Dalam perayaan 40 tahun kiprah Honda di dunia balap Tanah Air, pabrikan berlambang H tegak ini tak hanya menoleh ke masa lalu, tetapi juga menatap masa depan.

Dedi Rahmadi
Oleh Dedi Rahmadi - Reporter
40 Tahun Honda di Balap Indonesia: Tancap Gas Menuju Era Baru di Mandalika
40 Tahun Honda di Balap Indonesia: Tancap Gas Menuju Era Baru di Mandalika (Merdeka.com)

Tahun 2025 menjadi babak baru yang sarat makna bagi Honda Racing Indonesia (HRI). Dalam perayaan 40 tahun kiprah Honda di dunia balap Tanah Air, pabrikan berlambang H tegak ini tak hanya menoleh ke masa lalu, tetapi juga menatap masa depan dengan langkah strategis: tampil penuh di Mandalika Festival of Speed (MFoS) 2025 dan seluruh putaran Kejuaraan Nasional Balap Mobil.

Ajang MFoS yang akan digelar pada 19–20 Juli di Pertamina Mandalika International Circuit menjadi lebih dari sekadar panggung balap. Ia menjadi simbol transisi penting bagi Honda, dari lintasan lama yang penuh sejarah ke rumah baru motorsport Indonesia—Mandalika.

Jejak Honda di dunia balap Indonesia dimulai sejak era jalan raya Ancol pada 1970-an. Nama HRI kemudian terus mengisi catatan penting motorsport nasional: dari keikutsertaan di sirkuit BSD (2017–2019), dominasi Sentul hingga 2024, dan kini, memusatkan pergerakan di sirkuit Mandalika.

Keterlibatan penuh di MFoS 2025 bukan sekadar selebrasi empat dekade, melainkan juga manifestasi dari komitmen jangka panjang Honda untuk menjadi bagian dari transformasi motorsport Indonesia—ke arah yang lebih kompetitif, profesional, dan inklusif.

Sirkuit Mandalika dikenal dengan karakter teknis yang kompleks.

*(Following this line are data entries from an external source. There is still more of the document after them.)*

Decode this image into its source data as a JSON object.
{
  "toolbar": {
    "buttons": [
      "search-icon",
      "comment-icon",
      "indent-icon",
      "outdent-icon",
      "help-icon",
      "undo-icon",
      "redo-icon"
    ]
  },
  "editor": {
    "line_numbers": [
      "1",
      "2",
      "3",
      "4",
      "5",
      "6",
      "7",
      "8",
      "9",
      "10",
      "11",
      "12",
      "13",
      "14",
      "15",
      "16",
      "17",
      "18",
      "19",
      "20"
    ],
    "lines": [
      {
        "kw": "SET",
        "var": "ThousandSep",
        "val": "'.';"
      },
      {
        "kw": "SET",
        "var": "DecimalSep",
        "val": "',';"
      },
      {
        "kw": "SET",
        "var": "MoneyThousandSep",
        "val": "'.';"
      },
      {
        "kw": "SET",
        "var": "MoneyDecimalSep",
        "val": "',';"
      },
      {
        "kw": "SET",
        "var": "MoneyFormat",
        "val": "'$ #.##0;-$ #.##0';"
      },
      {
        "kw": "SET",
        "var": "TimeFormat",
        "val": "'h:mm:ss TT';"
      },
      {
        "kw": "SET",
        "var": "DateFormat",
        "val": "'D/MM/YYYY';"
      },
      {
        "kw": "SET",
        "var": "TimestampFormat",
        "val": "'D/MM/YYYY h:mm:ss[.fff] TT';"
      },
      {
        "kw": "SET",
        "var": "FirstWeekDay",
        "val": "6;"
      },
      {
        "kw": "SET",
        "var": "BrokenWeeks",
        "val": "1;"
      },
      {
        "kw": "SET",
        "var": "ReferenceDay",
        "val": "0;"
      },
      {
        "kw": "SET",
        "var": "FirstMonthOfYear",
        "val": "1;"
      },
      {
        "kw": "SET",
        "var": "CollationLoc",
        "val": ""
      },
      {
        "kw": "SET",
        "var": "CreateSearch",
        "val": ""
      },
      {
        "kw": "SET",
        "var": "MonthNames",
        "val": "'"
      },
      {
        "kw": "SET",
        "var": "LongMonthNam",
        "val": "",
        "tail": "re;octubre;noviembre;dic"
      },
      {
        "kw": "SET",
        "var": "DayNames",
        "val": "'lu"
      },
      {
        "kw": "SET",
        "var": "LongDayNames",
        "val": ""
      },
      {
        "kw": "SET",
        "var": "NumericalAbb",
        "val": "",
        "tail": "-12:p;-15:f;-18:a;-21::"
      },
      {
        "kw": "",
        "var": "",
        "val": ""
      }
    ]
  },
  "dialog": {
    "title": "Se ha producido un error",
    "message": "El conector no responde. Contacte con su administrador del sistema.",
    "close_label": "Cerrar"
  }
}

Menjawab tantangan itu, HRI hadir dengan strategi matang: mulai dari pengembangan setup mobil yang lebih agresif, pemanfaatan data dan simulasi performa, hingga pembentukan formasi pembalap lintas generasi.

  1. Andri Abirezky di kelas ITCR 1200 (Honda Brio)
  2. Avila Bahar di kelas ITCR 1200 & ITCR 1500 (Honda Brio & Honda City Hatchback RS)
  3. Alvin Bahar di kelas ITCR 3600 (Honda Civic Type R)

“Setelah bertahun-tahun di Sentul, beradaptasi dengan karakter baru Mandalika menjadi tantangan tersendiri. Tapi kami siap. Dengan pengalaman tim dan performa mobil Honda yang telah teruji, kami optimistis tampil konsisten dan kompetitif sepanjang musim,” ujar Alvin Bahar, Direktur Honda Racing Indonesia.

Sebagai bentuk penghormatan terhadap warisan dan semangat kompetisi, HRI memperkenalkan livery baru pada seluruh mobil balapnya. Terinspirasi dari desain mobil Formula 1 Honda tahun 1964–1968, warna putih dan merah kembali mendominasi, menyimbolkan keberanian, performa tinggi, dan semangat nasionalisme.

Logo khusus “40th Years Honda in Indonesia Motorsport” disematkan sebagai penanda perjalanan panjang sekaligus komitmen terhadap masa depan motorsport Indonesia.

Mandalika Festival of Speed 2025 bukan hanya tentang kecepatan. Ajang ini juga memadukan balap mobil dan motor dengan hiburan, seni, dan ekonomi kreatif lokal. Dengan empat putaran balapan dan menjadi tuan rumah enam seri Kejurnas, MFoS menjadi panggung nasional yang penting dalam membangun ekosistem motorsport yang utuh dan berkelanjutan.

“Partisipasi penuh kami di MFoS ini bukan hanya milestone bagi Honda Racing Indonesia, tapi juga bukti nyata bahwa mobil Honda mampu tampil prima di kondisi balap sesungguhnya,” kata Yusak Billy, Sales & Marketing and After Sales Director PT Honda Prospect Motor.

Empat puluh tahun adalah tonggak. Tapi bagi Honda, itu bukan garis akhir—melainkan titik lompatan menuju masa depan motorsport yang lebih cerah. Melalui regenerasi pembalap, inovasi teknis, dan dukungan penuh terhadap ajang-ajang nasional, HRI berkomitmen untuk terus menjadi pelopor di lintasan dan di balik layar.

Dengan semangat yang terus menyala, Honda Racing Indonesia tidak hanya menorehkan sejarah, tetapi juga memperkuat posisinya sebagai motor penggerak transformasi motorsport Indonesia—lebih kompetitif, inklusif, dan mendunia.